Case No. 99-10085, Chapter 7United States Bankruptcy Court, D. Wyoming
September 13, 2001

ORDER DENYING MOTION TO DISMISS
NEED JUDGE, United States Bankruptcy Judge.

This case came before the court on the chapter 7 trustee, Randy Royal’s objection to the debtor’s claim of a homestead exemption. At the hearing, held August 17, 2001, the debtor, Marjorie Louise Haworth, failed to address the homestead issue. Instead, she orally moved to dismiss this chapter 7 case. For the reasons stated on the record, and herein, the motion is denied.

The debtor orally moved the court to dismiss the case pursuant to 11 U.S.C. § 305. That section, which provides for dismissal of a case when abstention is warranted, is inapplicable to the circumstances of this case. No insolvency proceedings are pending elsewhere, and the debtor has made no arrangement to otherwise protect the rights of creditors.

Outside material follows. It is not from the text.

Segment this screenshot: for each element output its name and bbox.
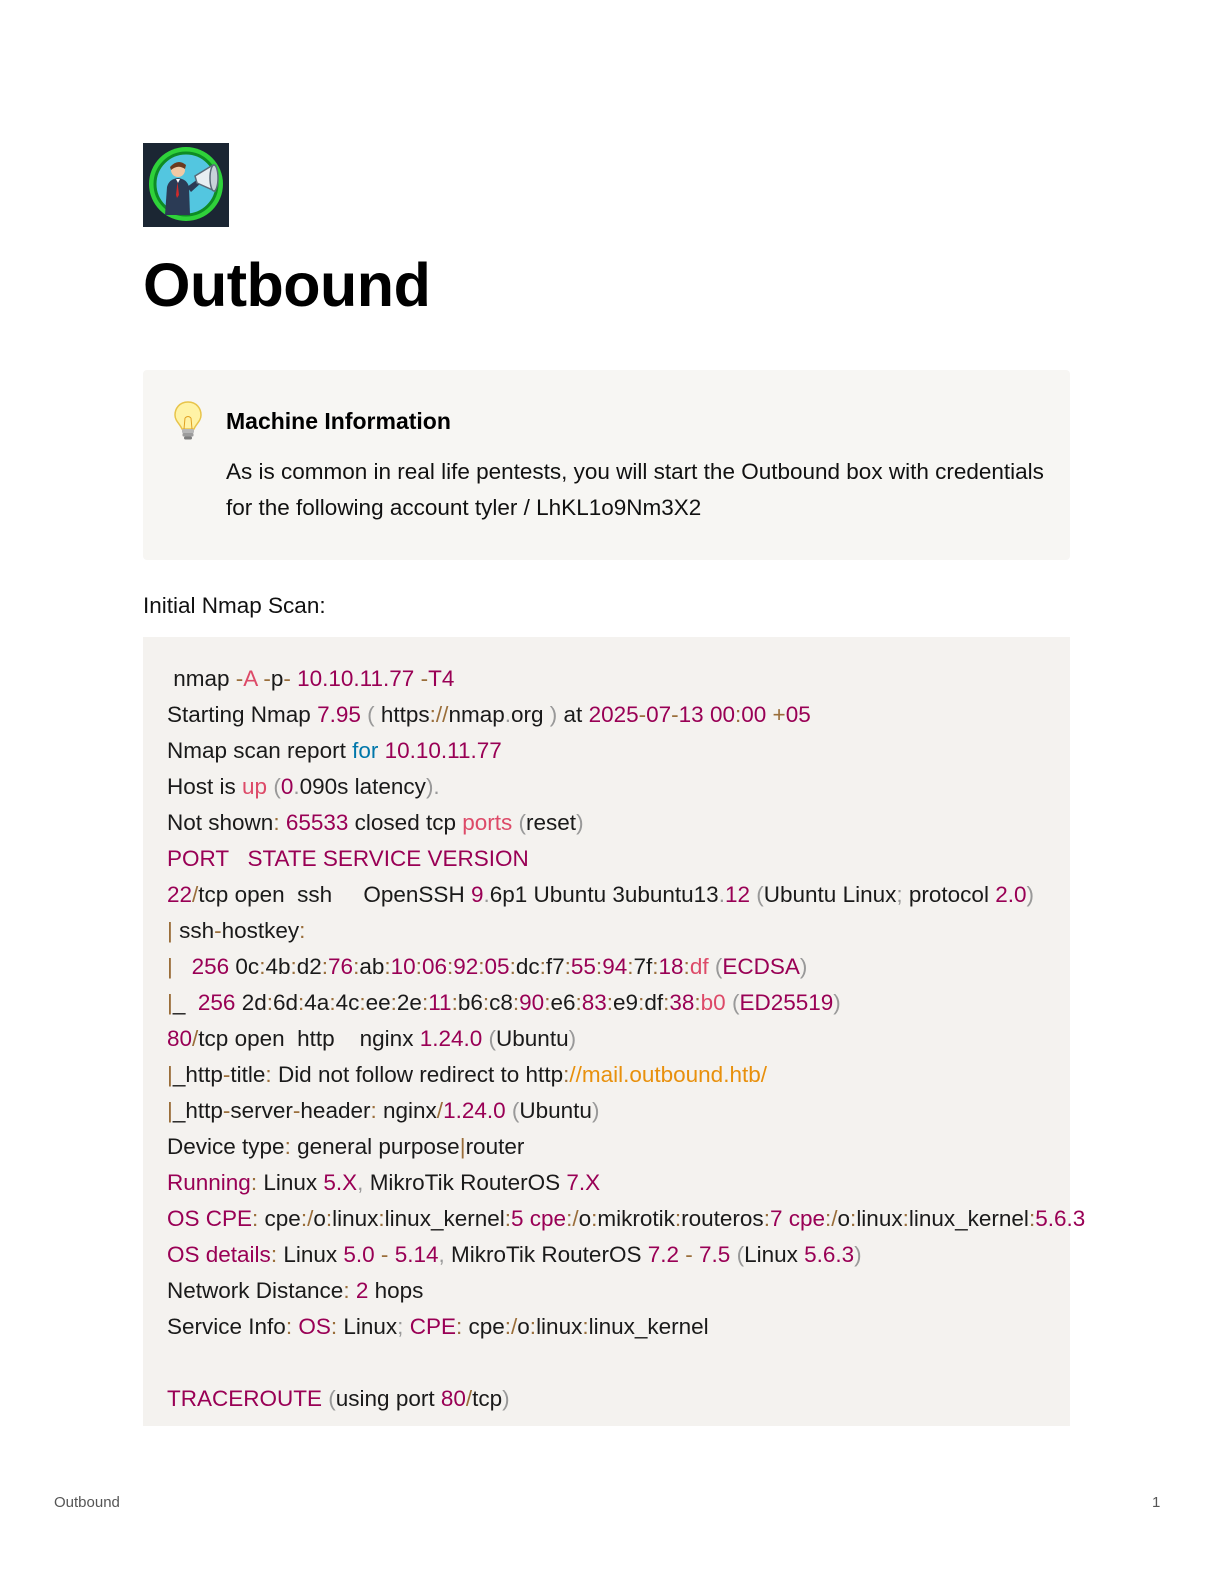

The court will treat the debtor’s comments as a motion under § 707(a). That section provides: “the court may dismiss a case under this chapter only after notice and a hearing and only for cause[.]” Obviously there was no notice and hearing as defined by § 102(1) and Fed.R.Bankr.P. 2002 (a)(4). Regardless, the court concludes there is no cause to dismiss the case.

On March 17, 1999, Ms. Haworth filed this voluntary chapter 7 case pro se to avoid litigation initiated by her daughter. Despite admonitions from the court and the trustee that she should obtain counsel, the debtor continues to represent herself.

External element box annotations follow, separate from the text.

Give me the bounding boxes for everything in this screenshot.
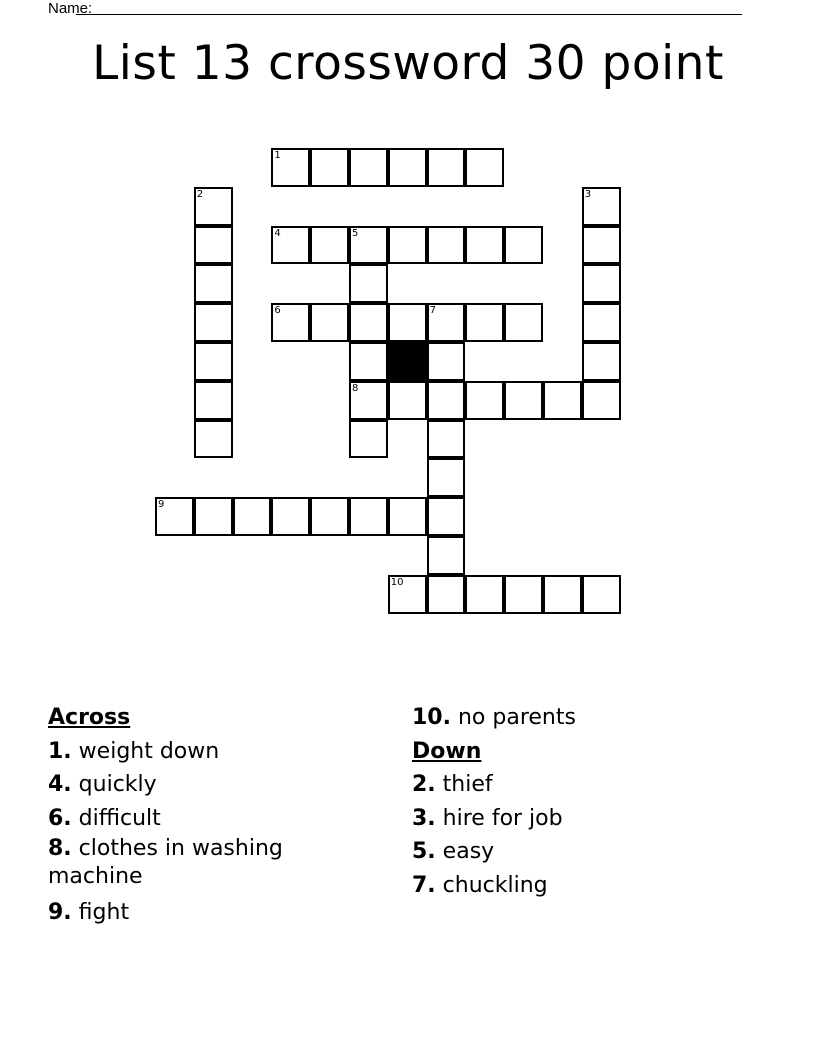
grid-cell[interactable] [427,458,466,497]
cell-number: 5 [352,227,359,239]
grid-cell[interactable] [349,148,388,187]
grid-cell[interactable] [504,575,543,614]
grid-cell[interactable] [349,226,388,265]
cell-number: 1 [274,150,281,161]
clue-number: 2. [412,772,436,797]
clues-left-column [48,701,348,930]
grid-cell[interactable] [427,303,466,342]
grid-cell[interactable] [427,420,466,459]
grid-cell[interactable] [427,575,466,614]
grid-cell[interactable] [349,264,388,303]
grid-cell[interactable] [310,497,349,536]
name-input-line[interactable] [76,14,742,15]
grid-cell[interactable] [388,381,427,420]
grid-cell[interactable] [271,148,310,187]
clue-number: 10. [412,705,451,730]
grid-cell[interactable] [582,575,621,614]
clue-down-7 [412,869,772,903]
grid-cell[interactable] [427,536,466,575]
grid-cell[interactable] [271,226,310,265]
grid-cell[interactable] [504,303,543,342]
grid-cell[interactable] [388,148,427,187]
clue-text: easy [442,839,495,864]
clue-text: no parents [457,705,576,730]
grid-cell[interactable] [310,303,349,342]
clue-text: thief [442,772,493,797]
clue-number: 6. [48,805,72,831]
cell-number: 9 [158,499,165,511]
clue-across-1 [48,735,348,769]
clue-across-9 [48,896,348,930]
cell-number: 10 [390,576,404,588]
grid-cell[interactable] [427,497,466,536]
grid-cell[interactable] [582,381,621,420]
grid-cell[interactable] [310,226,349,265]
grid-cell[interactable] [194,264,233,303]
grid-cell[interactable] [427,381,466,420]
clue-across-8 [48,835,348,896]
grid-cell[interactable] [271,497,310,536]
grid-cell[interactable] [465,226,504,265]
cell-number: 8 [352,382,359,394]
grid-cell[interactable] [349,303,388,342]
clue-across-10 [412,701,772,735]
grid-cell[interactable] [194,342,233,381]
grid-cell[interactable] [582,303,621,342]
grid-cell[interactable] [194,381,233,420]
clue-down-3 [412,802,772,836]
grid-cell[interactable] [504,381,543,420]
grid-cell[interactable] [465,381,504,420]
grid-cell[interactable] [388,497,427,536]
clue-down-5 [412,835,772,869]
grid-cell[interactable] [582,264,621,303]
clue-number: 7. [412,872,436,898]
grid-cell[interactable] [465,575,504,614]
clue-text: fight [78,900,130,925]
clues-right-column [412,701,772,902]
grid-cell[interactable] [582,187,621,226]
clue-text: clothes in washing machine [48,836,283,889]
clue-number: 4. [48,772,72,797]
grid-cell[interactable] [194,303,233,342]
grid-cell[interactable] [155,497,194,536]
grid-cell[interactable] [582,342,621,381]
down-heading: Down [412,738,482,764]
clue-number: 1. [48,738,72,764]
clue-down-2 [412,768,772,802]
grid-cell[interactable] [543,575,582,614]
grid-cell[interactable] [233,497,272,536]
clue-across-4 [48,768,348,802]
grid-cell[interactable] [504,226,543,265]
grid-cell[interactable] [349,420,388,459]
grid-cell[interactable] [310,148,349,187]
clue-across-6 [48,802,348,836]
grid-cell[interactable] [349,497,388,536]
grid-cell[interactable] [349,342,388,381]
grid-cell[interactable] [194,420,233,459]
cell-number: 7 [429,305,436,317]
clue-number: 5. [412,839,436,864]
grid-cell[interactable] [427,342,466,381]
grid-cell[interactable] [543,381,582,420]
grid-cell[interactable] [194,187,233,226]
grid-cell[interactable] [349,381,388,420]
clue-text: chuckling [442,872,548,898]
clue-text: difficult [78,805,161,831]
name-label: Name: [48,0,93,17]
clue-number: 9. [48,900,72,925]
black-cell [388,342,427,381]
across-heading: Across [48,705,131,730]
grid-cell[interactable] [388,226,427,265]
cell-number: 6 [274,305,281,317]
grid-cell[interactable] [194,226,233,265]
grid-cell[interactable] [388,575,427,614]
cell-number: 3 [584,188,592,200]
grid-cell[interactable] [582,226,621,265]
grid-cell[interactable] [271,303,310,342]
clue-text: quickly [78,772,157,797]
grid-cell[interactable] [427,226,466,265]
cell-number: 2 [196,188,204,200]
cell-number: 4 [274,227,281,239]
grid-cell[interactable] [194,497,233,536]
clue-text: hire for job [442,805,563,831]
page-title: List 13 crossword 30 point [92,36,724,91]
grid-cell[interactable] [388,303,427,342]
clue-number: 8. [48,836,72,861]
clue-text: weight down [78,738,220,764]
grid-cell[interactable] [465,148,504,187]
clue-number: 3. [412,805,436,831]
grid-cell[interactable] [427,148,466,187]
grid-cell[interactable] [465,303,504,342]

At filing, the material property of the estate consisted of an interest in a purported trust to which the debtor had transferred real property. After extensive litigation between the trustee and the debtor, the transfer was avoided, and the trustee is in the process of liquidating the estate.

The only creditor to file a proof of claim is the debtor’s daughter, Lori Lea Lewis. Ms. Lewis filed an adversary proceeding seeking a determination that the debt owed to her by Ms. Haworth was not dischargeable under § 523(a). After it became clear to Ms. Lewis that the estate contained sufficient value to pay her claim in full, Ms. Lewis sought and the court dismissed the adversary proceeding. Ms. Lewis filed a timely proof of claim on February 17, 2000.

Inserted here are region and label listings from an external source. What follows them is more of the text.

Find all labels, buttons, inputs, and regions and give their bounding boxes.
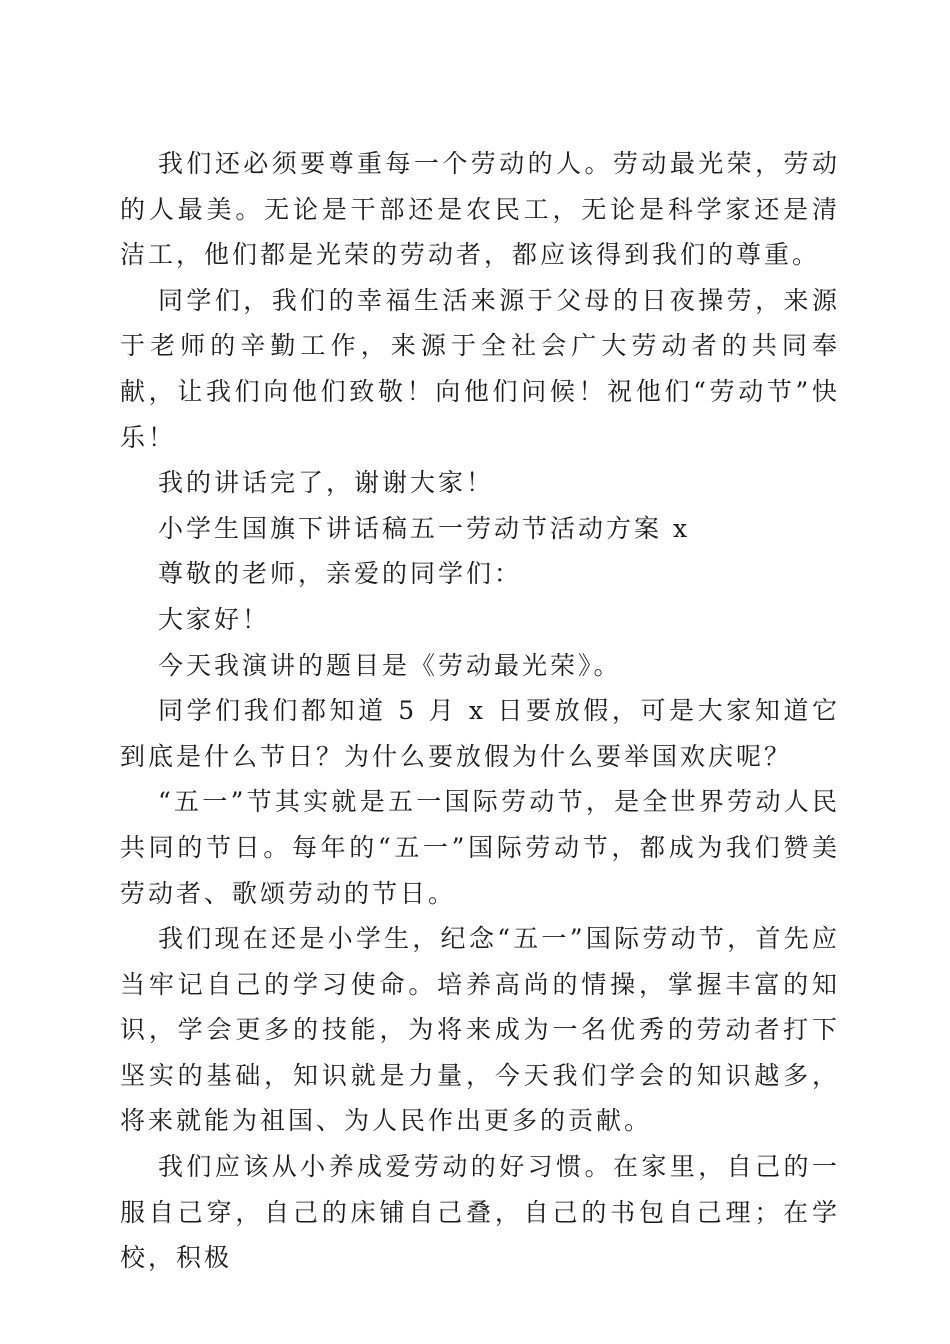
paragraph-respect-workers: 我们还必须要尊重每一个劳动的人。劳动最光荣，劳动的人最美。无论是干部还是农民工，无论是科学家还是清洁工，他们都是光荣的劳动者，都应该得到我们的尊重。 (120, 149, 840, 270)
speech-topic: 今天我演讲的题目是《劳动最光荣》。 (158, 650, 622, 680)
section-heading: 小学生国旗下讲话稿五一劳动节活动方案 x (158, 513, 691, 543)
document-body (120, 141, 840, 1281)
paragraph-may-day-meaning: “五一”节其实就是五一国际劳动节，是全世界劳动人民共同的节日。每年的“五一”国际劳动节，都成为我们赞美劳动者、歌颂劳动的节日。 (120, 787, 840, 908)
paragraph-study-mission: 我们现在还是小学生，纪念“五一”国际劳动节，首先应当牢记自己的学习使命。培养高尚的情操，掌握丰富的知识，学会更多的技能，为将来成为一名优秀的劳动者打下坚实的基础，知识就是力量，今天我们学会的知识越多，将来就能为祖国、为人民作出更多的贡献。 (120, 924, 840, 1136)
paragraph-closing-thanks: 我的讲话完了，谢谢大家！ (158, 468, 495, 498)
salutation: 尊敬的老师，亲爱的同学们： (158, 559, 523, 589)
paragraph-holiday-question: 同学们我们都知道 5 月 x 日要放假，可是大家知道它到底是什么节日？为什么要放假为什么要举国欢庆呢？ (120, 696, 840, 771)
greeting: 大家好！ (158, 604, 271, 634)
paragraph-happy-life: 同学们，我们的幸福生活来源于父母的日夜操劳，来源于老师的辛勤工作，来源于全社会广大劳动者的共同奉献，让我们向他们致敬！向他们问候！祝他们“劳动节”快乐！ (120, 285, 840, 452)
paragraph-good-habits: 我们应该从小养成爱劳动的好习惯。在家里，自己的一服自己穿，自己的床铺自己叠，自己的书包自己理；在学校，积极 (120, 1152, 840, 1273)
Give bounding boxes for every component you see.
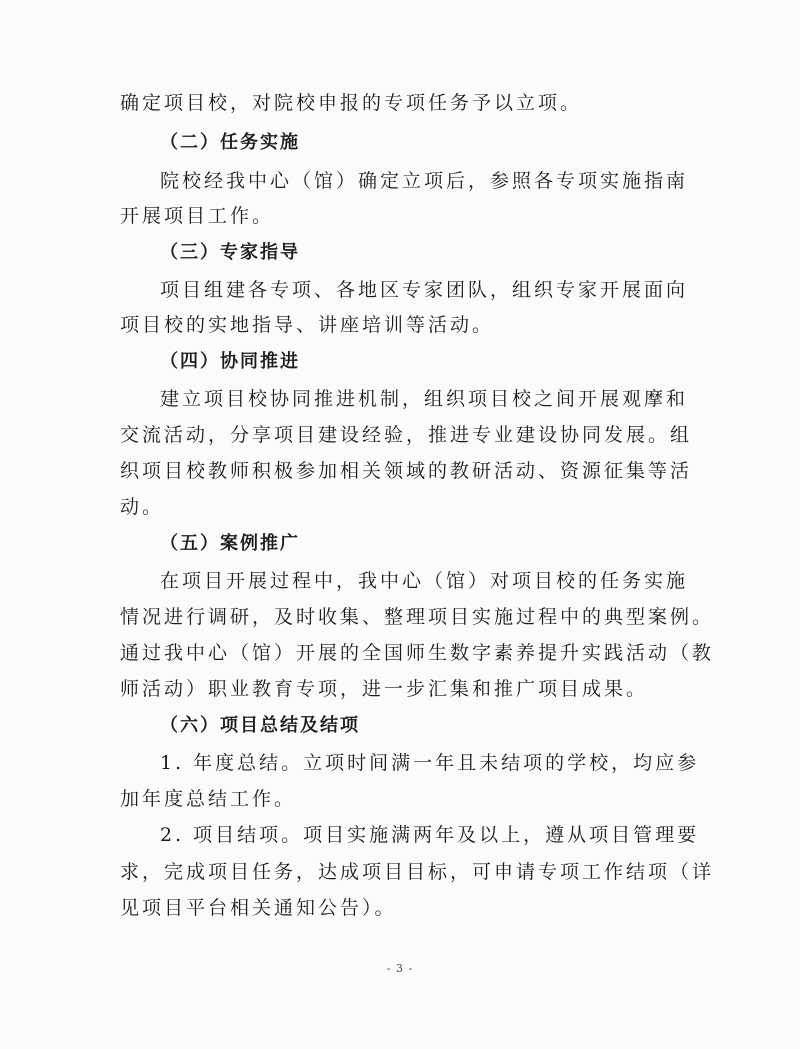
text-line: 动。 [120,496,165,518]
text-line: 加年度总结工作。 [120,788,297,810]
text-line: 建立项目校协同推进机制，组织项目校之间开展观摩和 [160,388,689,410]
text-line: 通过我中心（馆）开展的全国师生数字素养提升实践活动（教 [120,642,715,664]
text-line: 项目校的实地指导、讲座培训等活动。 [120,314,495,336]
section-heading-case-promotion: （五）案例推广 [160,533,300,554]
text-line: 院校经我中心（馆）确定立项后，参照各专项实施指南 [160,170,689,192]
text-line: 见项目平台相关通知公告）。 [120,897,397,919]
text-line: 求，完成项目任务，达成项目目标，可申请专项工作结项（详 [120,861,715,883]
text-line: 在项目开展过程中，我中心（馆）对项目校的任务实施 [160,570,689,592]
text-line: 情况进行调研，及时收集、整理项目实施过程中的典型案例。 [120,606,715,628]
text-line: 2. 项目结项。项目实施满两年及以上，遵从项目管理要 [160,824,700,846]
text-line: 项目组建各专项、各地区专家团队，组织专家开展面向 [160,279,689,301]
section-heading-summary-and-closure: （六）项目总结及结项 [160,715,360,736]
section-heading-collaborative-promotion: （四）协同推进 [160,351,300,372]
page-number: - 3 - [386,962,414,975]
section-heading-task-implementation: （二）任务实施 [160,132,300,153]
text-line: 师活动）职业教育专项，进一步汇集和推广项目成果。 [120,678,649,700]
text-line: 织项目校教师积极参加相关领域的教研活动、资源征集等活 [120,460,693,482]
section-heading-expert-guidance: （三）专家指导 [160,242,300,263]
text-line: 确定项目校，对院校申报的专项任务予以立项。 [120,92,583,114]
text-line: 开展项目工作。 [120,205,275,227]
text-line: 1. 年度总结。立项时间满一年且未结项的学校，均应参 [160,752,700,774]
text-line: 交流活动，分享项目建设经验，推进专业建设协同发展。组 [120,424,693,446]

Ms. Haworth claims there are no “legitimate” claims to be paid from the estate. She apparently so contends because the Lewis adversary proceeding was dismissed. However, Ms. Haworth misunderstands the distinction between a nondischargeability action related to her personal liability and a claim filed against the estate.

Ms. Haworth received her chapter 7 discharge on July 15, 1999. With the dismissal of the adversary proceeding, she has been discharged of all personal liability on the Lewis debt. But, the claim against the estate remains, and Ms. Lewis is entitled to receive distribution from the estate regardless of the debtor’s discharge.

Under § 704, Mr. Royal has a fiduciary duty and a responsibility to the creditors to liquidate the assets of the estate and pay the claims. The estate appears solvent, and thus, to the extent Ms. Haworth delays and obstructs the proceedings in this and the state court, she merely increases the interest accruing on claims pursuant to § 726(a)(5), to her own disadvantage.

Summing up, the debtor has been discharged of her individual liability on any prepetition claims, a legitimate claim against the estate is filed, liquidation is in process, considerable prejudice to the creditor would result were this voluntary case dismissed, and therefore, no cause exists. IT IS, THEREFORE, ORDERED that the debtor’s motion to dismiss her case is denied.